Per prim cosa mi scuso per la foto un po' fai da te, ma ho restituito il libro cartaceo a chi me lo ha prestato, prima di fare la foto. Quando dico che la vecchiaia avanza...
Trama: Zazie, una ragazzina ribelle e insolente, arriva nella Parigi degli anni '50 dalla provincia. Il suo sogno è vedere il metró; ma se uno sciopero glielo impedisce, nessuno può trattenerla dal salire su quella giostra vorticosa che per lei diviene Parigi. Fugge disinvolta dall'olezzo dello zio, ballerino travestito, per incontrare, grazie alla sua vitalità straripante, una galleria eterogenea di personaggi: un conducente di taxi, diabolici flic, la dolce Marceline, una vedova consolabile, un calzolaio malinconico e un querulo pappagallo.

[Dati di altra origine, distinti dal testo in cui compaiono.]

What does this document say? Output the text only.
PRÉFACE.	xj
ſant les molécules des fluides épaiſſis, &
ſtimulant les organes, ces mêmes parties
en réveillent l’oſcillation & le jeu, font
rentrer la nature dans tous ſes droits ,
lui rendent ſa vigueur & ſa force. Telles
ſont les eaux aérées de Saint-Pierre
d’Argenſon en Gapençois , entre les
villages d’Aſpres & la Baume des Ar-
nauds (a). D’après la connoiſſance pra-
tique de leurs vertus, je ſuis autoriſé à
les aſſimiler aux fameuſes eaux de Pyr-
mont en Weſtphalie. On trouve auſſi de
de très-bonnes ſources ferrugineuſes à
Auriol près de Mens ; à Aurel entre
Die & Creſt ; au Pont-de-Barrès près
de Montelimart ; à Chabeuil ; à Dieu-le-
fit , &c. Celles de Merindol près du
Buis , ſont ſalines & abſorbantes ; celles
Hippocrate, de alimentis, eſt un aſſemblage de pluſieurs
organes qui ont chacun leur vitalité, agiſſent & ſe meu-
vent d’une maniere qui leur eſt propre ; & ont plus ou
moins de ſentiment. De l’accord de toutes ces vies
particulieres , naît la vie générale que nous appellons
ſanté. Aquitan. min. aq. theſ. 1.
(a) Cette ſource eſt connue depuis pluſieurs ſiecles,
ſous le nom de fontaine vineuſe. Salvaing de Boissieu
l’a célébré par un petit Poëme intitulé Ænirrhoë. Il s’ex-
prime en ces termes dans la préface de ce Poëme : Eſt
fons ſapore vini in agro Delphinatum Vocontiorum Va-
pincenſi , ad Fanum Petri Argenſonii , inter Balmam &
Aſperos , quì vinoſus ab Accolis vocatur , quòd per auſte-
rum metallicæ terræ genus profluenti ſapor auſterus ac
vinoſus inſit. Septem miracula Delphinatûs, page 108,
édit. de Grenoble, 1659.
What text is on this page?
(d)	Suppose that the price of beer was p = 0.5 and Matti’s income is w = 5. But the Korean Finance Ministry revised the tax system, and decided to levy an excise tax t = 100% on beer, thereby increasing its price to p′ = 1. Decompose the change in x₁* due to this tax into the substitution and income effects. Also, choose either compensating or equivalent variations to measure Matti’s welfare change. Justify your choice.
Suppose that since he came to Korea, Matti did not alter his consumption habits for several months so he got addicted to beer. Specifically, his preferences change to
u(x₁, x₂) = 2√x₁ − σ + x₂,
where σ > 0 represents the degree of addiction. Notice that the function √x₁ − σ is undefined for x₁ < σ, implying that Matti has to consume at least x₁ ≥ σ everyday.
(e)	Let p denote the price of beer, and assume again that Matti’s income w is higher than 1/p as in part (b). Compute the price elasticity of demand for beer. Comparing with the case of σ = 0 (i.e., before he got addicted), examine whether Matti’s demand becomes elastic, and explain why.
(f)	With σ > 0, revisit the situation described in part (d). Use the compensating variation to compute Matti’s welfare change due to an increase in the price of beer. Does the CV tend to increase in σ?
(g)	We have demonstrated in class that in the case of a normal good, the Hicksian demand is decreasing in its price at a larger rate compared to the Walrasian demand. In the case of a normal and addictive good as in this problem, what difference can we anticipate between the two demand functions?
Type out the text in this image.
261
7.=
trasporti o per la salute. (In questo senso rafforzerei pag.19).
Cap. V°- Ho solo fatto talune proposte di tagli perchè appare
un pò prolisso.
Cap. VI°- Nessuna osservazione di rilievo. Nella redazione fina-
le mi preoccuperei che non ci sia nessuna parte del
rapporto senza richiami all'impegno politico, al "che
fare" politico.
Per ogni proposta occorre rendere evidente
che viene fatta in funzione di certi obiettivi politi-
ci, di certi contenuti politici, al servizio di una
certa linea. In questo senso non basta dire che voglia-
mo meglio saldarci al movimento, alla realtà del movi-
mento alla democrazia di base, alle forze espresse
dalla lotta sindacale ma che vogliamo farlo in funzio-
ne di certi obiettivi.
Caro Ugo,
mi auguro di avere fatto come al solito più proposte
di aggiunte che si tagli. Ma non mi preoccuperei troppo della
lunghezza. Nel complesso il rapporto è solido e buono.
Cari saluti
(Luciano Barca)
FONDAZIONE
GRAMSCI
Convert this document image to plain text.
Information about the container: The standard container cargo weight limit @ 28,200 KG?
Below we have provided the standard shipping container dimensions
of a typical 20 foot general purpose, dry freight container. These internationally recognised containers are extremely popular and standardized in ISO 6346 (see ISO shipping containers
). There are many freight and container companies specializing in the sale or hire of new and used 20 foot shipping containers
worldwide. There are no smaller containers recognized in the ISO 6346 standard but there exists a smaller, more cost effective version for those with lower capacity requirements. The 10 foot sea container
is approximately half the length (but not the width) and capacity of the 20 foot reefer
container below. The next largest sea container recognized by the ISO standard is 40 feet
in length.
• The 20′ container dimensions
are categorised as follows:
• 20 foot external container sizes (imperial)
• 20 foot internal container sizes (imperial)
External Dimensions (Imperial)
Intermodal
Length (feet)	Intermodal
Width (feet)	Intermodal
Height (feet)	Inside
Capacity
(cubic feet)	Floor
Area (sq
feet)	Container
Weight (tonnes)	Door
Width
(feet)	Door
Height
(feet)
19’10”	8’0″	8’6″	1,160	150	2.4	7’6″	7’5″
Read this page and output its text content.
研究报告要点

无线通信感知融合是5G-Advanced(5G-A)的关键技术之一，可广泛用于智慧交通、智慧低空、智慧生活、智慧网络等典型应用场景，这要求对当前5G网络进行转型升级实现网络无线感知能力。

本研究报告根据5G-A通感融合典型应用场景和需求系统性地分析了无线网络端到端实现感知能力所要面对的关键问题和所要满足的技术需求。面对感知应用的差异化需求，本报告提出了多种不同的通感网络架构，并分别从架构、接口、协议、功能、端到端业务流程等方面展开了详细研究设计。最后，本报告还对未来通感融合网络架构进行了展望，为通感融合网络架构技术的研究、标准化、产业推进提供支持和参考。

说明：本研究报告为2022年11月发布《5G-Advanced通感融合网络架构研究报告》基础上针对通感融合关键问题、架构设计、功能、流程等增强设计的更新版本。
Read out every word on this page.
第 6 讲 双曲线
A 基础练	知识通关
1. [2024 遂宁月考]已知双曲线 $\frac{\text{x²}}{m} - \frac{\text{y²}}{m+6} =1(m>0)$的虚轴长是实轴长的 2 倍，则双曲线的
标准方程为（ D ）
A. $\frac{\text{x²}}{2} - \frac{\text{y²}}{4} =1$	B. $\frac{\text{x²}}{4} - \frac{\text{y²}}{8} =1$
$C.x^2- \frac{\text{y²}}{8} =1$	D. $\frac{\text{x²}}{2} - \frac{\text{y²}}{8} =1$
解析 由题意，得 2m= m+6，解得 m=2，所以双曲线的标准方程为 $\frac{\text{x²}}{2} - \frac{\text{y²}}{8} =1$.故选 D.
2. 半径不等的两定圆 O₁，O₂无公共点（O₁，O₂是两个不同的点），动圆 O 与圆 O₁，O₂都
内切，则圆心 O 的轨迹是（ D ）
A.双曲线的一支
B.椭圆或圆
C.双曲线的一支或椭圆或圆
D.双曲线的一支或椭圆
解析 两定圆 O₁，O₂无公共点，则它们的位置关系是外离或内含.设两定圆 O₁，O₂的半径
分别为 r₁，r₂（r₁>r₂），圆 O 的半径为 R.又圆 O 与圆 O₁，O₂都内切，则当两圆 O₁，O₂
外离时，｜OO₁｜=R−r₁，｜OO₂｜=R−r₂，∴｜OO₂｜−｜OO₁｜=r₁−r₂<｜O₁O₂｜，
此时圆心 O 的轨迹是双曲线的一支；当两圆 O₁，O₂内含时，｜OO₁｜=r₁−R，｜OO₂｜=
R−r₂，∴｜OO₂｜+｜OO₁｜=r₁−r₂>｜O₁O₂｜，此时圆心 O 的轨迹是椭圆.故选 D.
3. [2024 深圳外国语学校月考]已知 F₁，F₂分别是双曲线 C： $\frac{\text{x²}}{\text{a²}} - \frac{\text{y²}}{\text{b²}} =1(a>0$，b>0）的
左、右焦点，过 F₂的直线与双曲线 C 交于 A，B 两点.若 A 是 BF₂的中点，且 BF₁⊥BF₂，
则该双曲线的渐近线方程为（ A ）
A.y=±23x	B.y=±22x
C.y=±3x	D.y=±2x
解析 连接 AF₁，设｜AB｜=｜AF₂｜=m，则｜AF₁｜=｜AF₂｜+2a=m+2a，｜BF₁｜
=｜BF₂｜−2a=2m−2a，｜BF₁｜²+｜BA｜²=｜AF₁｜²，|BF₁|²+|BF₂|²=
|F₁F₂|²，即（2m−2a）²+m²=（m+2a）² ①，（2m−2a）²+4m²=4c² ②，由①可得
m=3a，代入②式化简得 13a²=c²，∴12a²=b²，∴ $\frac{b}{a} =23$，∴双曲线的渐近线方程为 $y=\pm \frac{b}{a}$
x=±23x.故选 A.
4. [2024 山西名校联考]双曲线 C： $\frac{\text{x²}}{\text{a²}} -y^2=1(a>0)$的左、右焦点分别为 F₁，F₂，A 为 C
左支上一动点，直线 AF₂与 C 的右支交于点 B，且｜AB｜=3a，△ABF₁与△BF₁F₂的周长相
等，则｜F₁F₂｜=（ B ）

Se mi seguite, lo sapete, amo organizzare sfide di lettura ma amo anche parteciparvi e quest'anno con Baba Desperate Bookswife, e Ombretta Ombre di carta oltre ad averla organizzato abbiamo deciso di parteciparvi, divise in squadre con le nostre ciurme.
Come mai ho letto questo libro? Perché questo mese per la sfida mi serviva un autore il cui cognome cominciasse con la Q e siccome mi veniva in mente solo Rebecca Quasi, che non avevo voglia di leggere, mi è stato consigliato questo e mi è sembrato che potesse fare al caso mio.
Per carità, il suo dovere lo ha fatto, ho letto un libro con autore con la Q quindi potrò tranquillamente finire il mese in bellezza con le mie recensioni ma per il resto devo dire che non è stata una grande esperienza.